Keep Calm and Bird On: October 2024

October 1, 2024
“If you don’t look, you don’t see. You have to go and look.”
-Edith Andrews

As fall progresses, birding gets better and better. More migrants pass through, while summer residents—at least some of them—still linger. But it is also a great time to focus on Sparrows, which are not all just brown blobs if you can get a good look at one.

 

But aren’t sparrows too hard? Do the words “malar stripe” make your brain freeze? No, they don’t need to. Although it's the technical term for the markings that frame the throats of many sparrows, Malar stripe is no worse than “supercilium” for the part of a bird that could just as well be called “eyebrow.” Malar stripes are vaguely reminiscent of mutton-chop whiskers, a style of facial hair adopted by quite a few 19th century ornithologists. But the whole point is to look at the little brown job and absorb as much detail as you can, not to memorize technical terms. Unless that is something you thrive on, of course.

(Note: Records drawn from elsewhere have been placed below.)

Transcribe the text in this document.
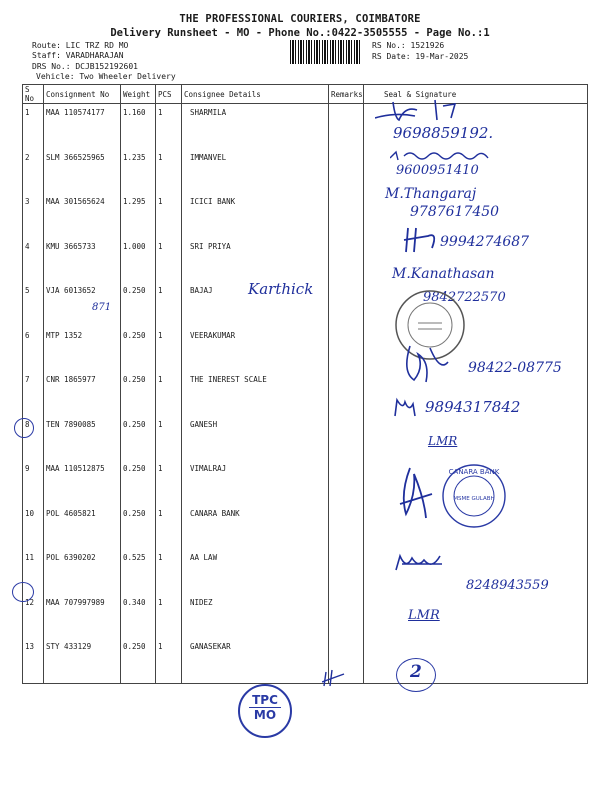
THE PROFESSIONAL COURIERS, COIMBATORE
Delivery Runsheet - MO - Phone No.:0422-3505555 - Page No.:1
Route: LIC TRZ RD MO
Staff: VARADHARAJAN
DRS No.: DCJB152192601
Vehicle: Two Wheeler Delivery
RS No.: 1521926
RS Date: 19-Mar-2025
S No	Consignment No	Weight	PCS	Consignee Details	Remarks	Seal & Signature
1	MAA 110574177	1.160	1	SHARMILA		
2	SLM 366525965	1.235	1	IMMANVEL		
3	MAA 301565624	1.295	1	ICICI BANK		
4	KMU 3665733	1.000	1	SRI PRIYA		
5	VJA 6013652	0.250	1	BAJAJ		
6	MTP 1352	0.250	1	VEERAKUMAR		
7	CNR 1865977	0.250	1	THE INEREST SCALE		
8	TEN 7890085	0.250	1	GANESH		
9	MAA 110512875	0.250	1	VIMALRAJ		
10	POL 4605821	0.250	1	CANARA BANK		
11	POL 6390202	0.525	1	AA LAW		
12	MAA 707997989	0.340	1	NIDEZ		
13	STY 433129	0.250	1	GANASEKAR		
9698859192.
9600951410
M.Thangaraj
9787617450
9994274687
M.Kanathasan
9842722570
Karthick
871
98422-08775
9894317842
LMR
CANARA BANK
MSME GULABH
8248943559
LMR
2
TPC
MO
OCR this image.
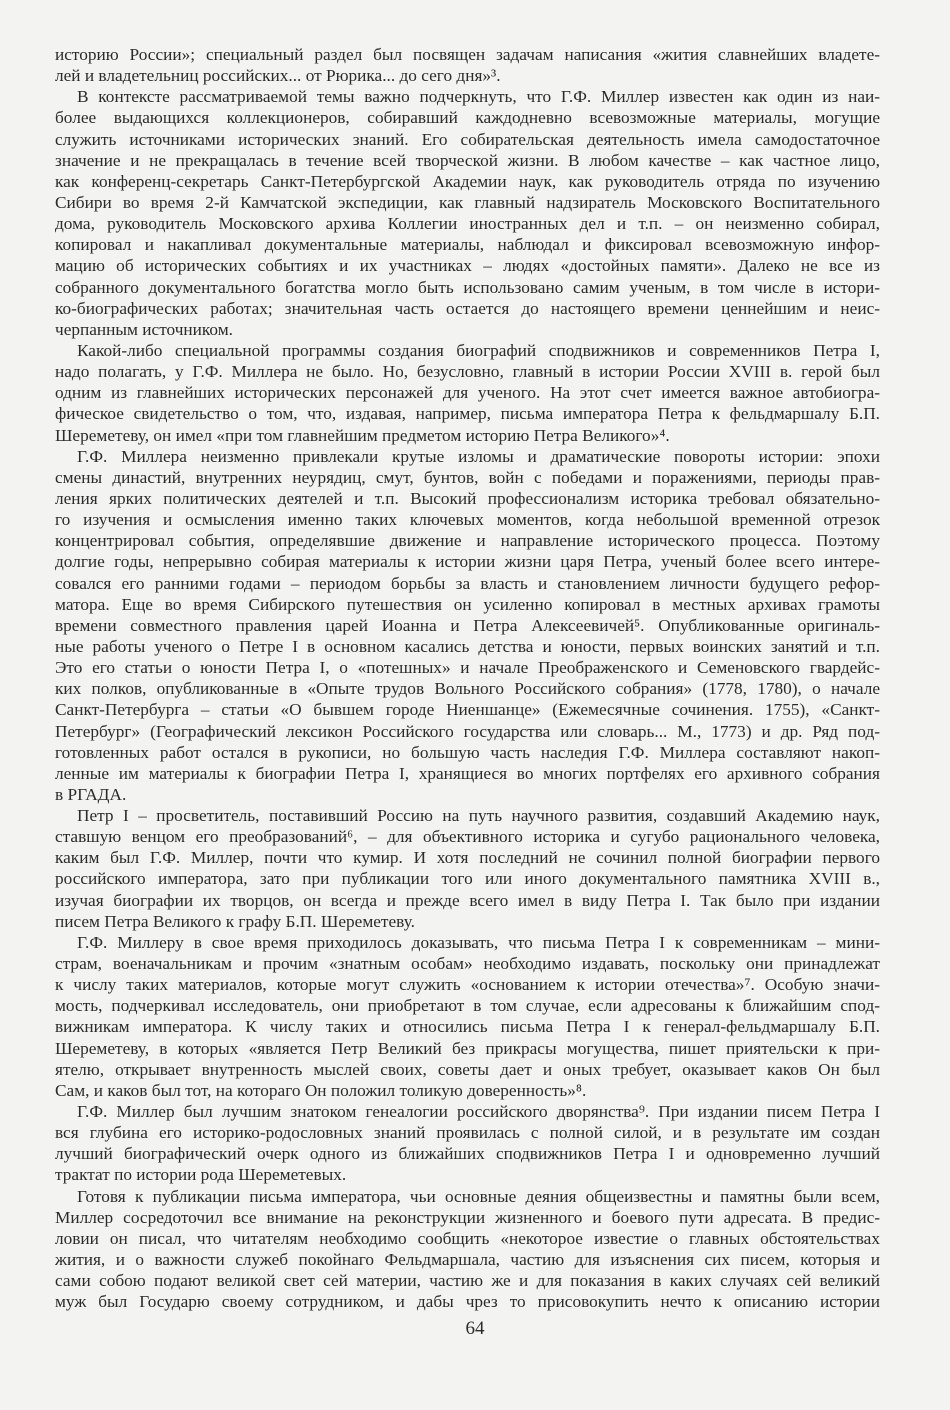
историю России»; специальный раздел был посвящен задачам написания «жития славнейших владете-
лей и владетельниц российских... от Рюрика... до сего дня»³.
В контексте рассматриваемой темы важно подчеркнуть, что Г.Ф. Миллер известен как один из наи-
более выдающихся коллекционеров, собиравший каждодневно всевозможные материалы, могущие
служить источниками исторических знаний. Его собирательская деятельность имела самодостаточное
значение и не прекращалась в течение всей творческой жизни. В любом качестве – как частное лицо,
как конференц-секретарь Санкт-Петербургской Академии наук, как руководитель отряда по изучению
Сибири во время 2-й Камчатской экспедиции, как главный надзиратель Московского Воспитательного
дома, руководитель Московского архива Коллегии иностранных дел и т.п. – он неизменно собирал,
копировал и накапливал документальные материалы, наблюдал и фиксировал всевозможную инфор-
мацию об исторических событиях и их участниках – людях «достойных памяти». Далеко не все из
собранного документального богатства могло быть использовано самим ученым, в том числе в истори-
ко-биографических работах; значительная часть остается до настоящего времени ценнейшим и неис-
черпанным источником.
Какой-либо специальной программы создания биографий сподвижников и современников Петра I,
надо полагать, у Г.Ф. Миллера не было. Но, безусловно, главный в истории России XVIII в. герой был
одним из главнейших исторических персонажей для ученого. На этот счет имеется важное автобиогра-
фическое свидетельство о том, что, издавая, например, письма императора Петра к фельдмаршалу Б.П.
Шереметеву, он имел «при том главнейшим предметом историю Петра Великого»⁴.
Г.Ф. Миллера неизменно привлекали крутые изломы и драматические повороты истории: эпохи
смены династий, внутренних неурядиц, смут, бунтов, войн с победами и поражениями, периоды прав-
ления ярких политических деятелей и т.п. Высокий профессионализм историка требовал обязательно-
го изучения и осмысления именно таких ключевых моментов, когда небольшой временной отрезок
концентрировал события, определявшие движение и направление исторического процесса. Поэтому
долгие годы, непрерывно собирая материалы к истории жизни царя Петра, ученый более всего интере-
совался его ранними годами – периодом борьбы за власть и становлением личности будущего рефор-
матора. Еще во время Сибирского путешествия он усиленно копировал в местных архивах грамоты
времени совместного правления царей Иоанна и Петра Алексеевичей⁵. Опубликованные оригиналь-
ные работы ученого о Петре I в основном касались детства и юности, первых воинских занятий и т.п.
Это его статьи о юности Петра I, о «потешных» и начале Преображенского и Семеновского гвардейс-
ких полков, опубликованные в «Опыте трудов Вольного Российского собрания» (1778, 1780), о начале
Санкт-Петербурга – статьи «О бывшем городе Ниеншанце» (Ежемесячные сочинения. 1755), «Санкт-
Петербург» (Географический лексикон Российского государства или словарь... М., 1773) и др. Ряд под-
готовленных работ остался в рукописи, но большую часть наследия Г.Ф. Миллера составляют накоп-
ленные им материалы к биографии Петра I, хранящиеся во многих портфелях его архивного собрания
в РГАДА.
Петр I – просветитель, поставивший Россию на путь научного развития, создавший Академию наук,
ставшую венцом его преобразований⁶, – для объективного историка и сугубо рационального человека,
каким был Г.Ф. Миллер, почти что кумир. И хотя последний не сочинил полной биографии первого
российского императора, зато при публикации того или иного документального памятника XVIII в.,
изучая биографии их творцов, он всегда и прежде всего имел в виду Петра I. Так было при издании
писем Петра Великого к графу Б.П. Шереметеву.
Г.Ф. Миллеру в свое время приходилось доказывать, что письма Петра I к современникам – мини-
страм, военачальникам и прочим «знатным особам» необходимо издавать, поскольку они принадлежат
к числу таких материалов, которые могут служить «основанием к истории отечества»⁷. Особую значи-
мость, подчеркивал исследователь, они приобретают в том случае, если адресованы к ближайшим спод-
вижникам императора. К числу таких и относились письма Петра I к генерал-фельдмаршалу Б.П.
Шереметеву, в которых «является Петр Великий без прикрасы могущества, пишет приятельски к при-
ятелю, открывает внутренность мыслей своих, советы дает и оных требует, оказывает каков Он был
Сам, и каков был тот, на котораго Он положил толикую доверенность»⁸.
Г.Ф. Миллер был лучшим знатоком генеалогии российского дворянства⁹. При издании писем Петра I
вся глубина его историко-родословных знаний проявилась с полной силой, и в результате им создан
лучший биографический очерк одного из ближайших сподвижников Петра I и одновременно лучший
трактат по истории рода Шереметевых.
Готовя к публикации письма императора, чьи основные деяния общеизвестны и памятны были всем,
Миллер сосредоточил все внимание на реконструкции жизненного и боевого пути адресата. В предис-
ловии он писал, что читателям необходимо сообщить «некоторое известие о главных обстоятельствах
жития, и о важности служеб покойнаго Фельдмаршала, частию для изъяснения сих писем, которыя и
сами собою подают великой свет сей материи, частию же и для показания в каких случаях сей великий
муж был Государю своему сотрудником, и дабы чрез то присовокупить нечто к описанию истории
64
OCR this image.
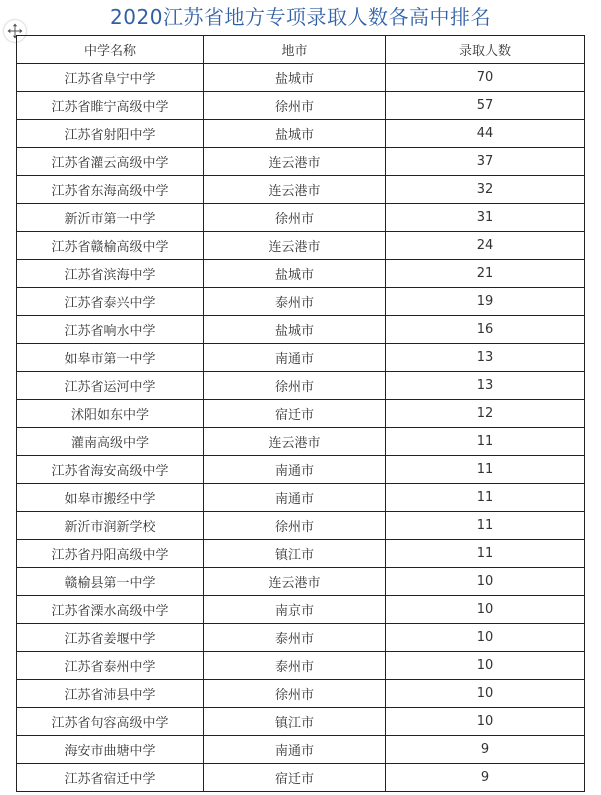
2020江苏省地方专项录取人数各高中排名
中学名称	地市	录取人数
江苏省阜宁中学	盐城市	70
江苏省睢宁高级中学	徐州市	57
江苏省射阳中学	盐城市	44
江苏省灌云高级中学	连云港市	37
江苏省东海高级中学	连云港市	32
新沂市第一中学	徐州市	31
江苏省赣榆高级中学	连云港市	24
江苏省滨海中学	盐城市	21
江苏省泰兴中学	泰州市	19
江苏省响水中学	盐城市	16
如皋市第一中学	南通市	13
江苏省运河中学	徐州市	13
沭阳如东中学	宿迁市	12
灌南高级中学	连云港市	11
江苏省海安高级中学	南通市	11
如皋市搬经中学	南通市	11
新沂市润新学校	徐州市	11
江苏省丹阳高级中学	镇江市	11
赣榆县第一中学	连云港市	10
江苏省溧水高级中学	南京市	10
江苏省姜堰中学	泰州市	10
江苏省泰州中学	泰州市	10
江苏省沛县中学	徐州市	10
江苏省句容高级中学	镇江市	10
海安市曲塘中学	南通市	9
江苏省宿迁中学	宿迁市	9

But if what you see reminds you of something else, that is a good way to remember it.

 

Suppose you notice the blindingly white throat of a White-throated Sparrow, and it reminds you of a fake-Santa beard? It’s perfectly fine to make up your own mnemonics. If thinking of Santa Claus helps you remember a White-throated Sparrow, there’s nothing wrong with that.

 

Nor to think of a Chipping Sparrow as having black eye-liner. Black eyeliner, white eyebrows, and a rusty cap, gets you very close to a definitive ID of Chipping Sparrow. But what if the bird just described has a dark central spot on its chest, a dot, or as Edith Andrews used to call it, “a stick-pin?” Although these have also gone out of fashion, watch some old western movies, or look it up. Once you’ve seen one, it’s easier to remember. With the features described above, but with the addition of a stick-pin, you probably have an American Tree Sparrow. And now that you know two sparrows, more will follow, earflap by tail-stripe, until sparrows are no longer quite such mysterious brown blobs.